Build model-agnostic systems. Gather user feedback continuously. Let complaints guide improvements.
The future of agentic estate planning
Looking ahead, I see estate planning becoming truly agentic. Not just AI helping financial advisors, but entire teams of expert agents collaborating: trust and estate lawyers, CPAs, compliance experts, each represented by specialized AI agents working together seamlessly.
Imagine a world where updating your estate plan doesn't require months of meetings and thousands of dollars in legal fees, and where tax optimization strategies are continuously evaluated. Where complex multi-generational wealth transfers are modeled and remodeled as laws change.

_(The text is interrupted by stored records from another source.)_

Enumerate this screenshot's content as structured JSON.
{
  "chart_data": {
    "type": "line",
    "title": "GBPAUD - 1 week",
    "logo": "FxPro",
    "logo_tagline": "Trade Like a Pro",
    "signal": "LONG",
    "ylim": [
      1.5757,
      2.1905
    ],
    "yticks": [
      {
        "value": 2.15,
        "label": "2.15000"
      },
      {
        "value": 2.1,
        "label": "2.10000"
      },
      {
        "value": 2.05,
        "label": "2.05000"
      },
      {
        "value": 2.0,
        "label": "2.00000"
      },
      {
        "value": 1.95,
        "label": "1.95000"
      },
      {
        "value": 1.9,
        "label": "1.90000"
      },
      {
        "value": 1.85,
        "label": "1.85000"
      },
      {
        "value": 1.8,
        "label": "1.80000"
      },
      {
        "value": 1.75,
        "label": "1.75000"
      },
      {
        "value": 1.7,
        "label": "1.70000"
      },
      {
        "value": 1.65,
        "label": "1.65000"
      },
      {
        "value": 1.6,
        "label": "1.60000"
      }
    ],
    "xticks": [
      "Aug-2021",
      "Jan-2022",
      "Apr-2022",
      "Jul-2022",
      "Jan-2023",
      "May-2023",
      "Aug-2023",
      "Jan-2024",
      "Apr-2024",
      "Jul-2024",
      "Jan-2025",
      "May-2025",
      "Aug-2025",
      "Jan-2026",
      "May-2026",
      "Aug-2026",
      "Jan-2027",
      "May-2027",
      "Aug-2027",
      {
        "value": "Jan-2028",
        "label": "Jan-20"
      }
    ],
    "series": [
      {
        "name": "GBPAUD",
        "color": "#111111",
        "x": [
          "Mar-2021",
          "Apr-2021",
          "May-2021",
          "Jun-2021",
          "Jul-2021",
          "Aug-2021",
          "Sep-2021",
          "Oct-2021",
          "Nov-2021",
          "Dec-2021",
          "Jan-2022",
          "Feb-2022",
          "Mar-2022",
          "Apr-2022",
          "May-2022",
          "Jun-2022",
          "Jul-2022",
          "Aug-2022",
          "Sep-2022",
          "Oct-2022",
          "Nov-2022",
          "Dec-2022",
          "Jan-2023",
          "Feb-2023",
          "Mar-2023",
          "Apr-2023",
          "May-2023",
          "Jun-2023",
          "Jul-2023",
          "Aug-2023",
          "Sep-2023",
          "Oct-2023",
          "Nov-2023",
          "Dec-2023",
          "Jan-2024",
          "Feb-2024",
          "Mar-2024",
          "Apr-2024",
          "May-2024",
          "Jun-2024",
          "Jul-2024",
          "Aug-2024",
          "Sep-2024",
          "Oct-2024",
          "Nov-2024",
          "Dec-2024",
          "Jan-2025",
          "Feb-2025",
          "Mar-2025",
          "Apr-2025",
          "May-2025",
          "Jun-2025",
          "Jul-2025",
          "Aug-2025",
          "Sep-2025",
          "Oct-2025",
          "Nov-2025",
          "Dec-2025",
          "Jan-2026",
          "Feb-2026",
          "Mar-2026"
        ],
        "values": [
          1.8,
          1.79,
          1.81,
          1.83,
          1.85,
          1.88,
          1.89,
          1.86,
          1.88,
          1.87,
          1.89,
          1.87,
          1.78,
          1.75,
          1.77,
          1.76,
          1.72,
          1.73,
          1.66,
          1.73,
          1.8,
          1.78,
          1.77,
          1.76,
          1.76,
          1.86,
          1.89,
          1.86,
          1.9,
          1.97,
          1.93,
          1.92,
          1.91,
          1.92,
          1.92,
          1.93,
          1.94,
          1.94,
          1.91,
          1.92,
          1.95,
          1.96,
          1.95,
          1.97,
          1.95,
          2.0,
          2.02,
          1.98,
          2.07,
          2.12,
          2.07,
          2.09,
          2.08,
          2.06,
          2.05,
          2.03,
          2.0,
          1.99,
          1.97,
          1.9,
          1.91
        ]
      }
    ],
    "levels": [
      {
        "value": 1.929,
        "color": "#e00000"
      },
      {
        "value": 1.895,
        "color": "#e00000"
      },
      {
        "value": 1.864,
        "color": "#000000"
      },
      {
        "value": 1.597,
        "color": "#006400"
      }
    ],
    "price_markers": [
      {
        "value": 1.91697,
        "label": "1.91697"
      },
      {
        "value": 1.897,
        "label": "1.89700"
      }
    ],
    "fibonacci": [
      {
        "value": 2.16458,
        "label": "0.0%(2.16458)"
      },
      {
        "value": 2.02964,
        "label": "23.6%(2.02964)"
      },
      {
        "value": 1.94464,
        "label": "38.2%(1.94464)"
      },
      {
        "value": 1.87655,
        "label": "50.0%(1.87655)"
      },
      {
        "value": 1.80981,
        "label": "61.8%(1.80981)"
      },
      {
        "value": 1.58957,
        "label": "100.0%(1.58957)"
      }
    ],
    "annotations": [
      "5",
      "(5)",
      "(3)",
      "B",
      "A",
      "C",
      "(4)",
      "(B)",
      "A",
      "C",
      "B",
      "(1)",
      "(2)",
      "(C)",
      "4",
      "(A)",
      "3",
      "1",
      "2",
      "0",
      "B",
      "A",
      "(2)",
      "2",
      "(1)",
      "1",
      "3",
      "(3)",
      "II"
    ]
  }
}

That's the future we're building at Wealth.com. And honestly? Given that $84 trillion wealth transfer is heading our way, we can't make it fast enough.
The bottom line
Estate planning represents everything challenging about applying AI to regulated industries. The documents are complex, the stakes are high, and mistakes have real consequences. But it also represents the incredible opportunity AI offers.
By building systems with the right safeguards, exceptional accuracy, human oversight, robust security, and thoughtful UX, we can transform an industry that desperately needs it. We can make estate planning accessible, efficient, and effective for the millions who need it.
The question isn't whether AI will transform estate planning. It's whether we'll build it right. And from where I'm standing, with the right approach to accuracy, human collaboration, and continuous improvement, the answer is absolutely yes.
Because when $84 trillion is on the line, "good enough" isn't good enough. We need AI that financial advisors, lawyers, and clients can truly trust. And that's exactly what we're building.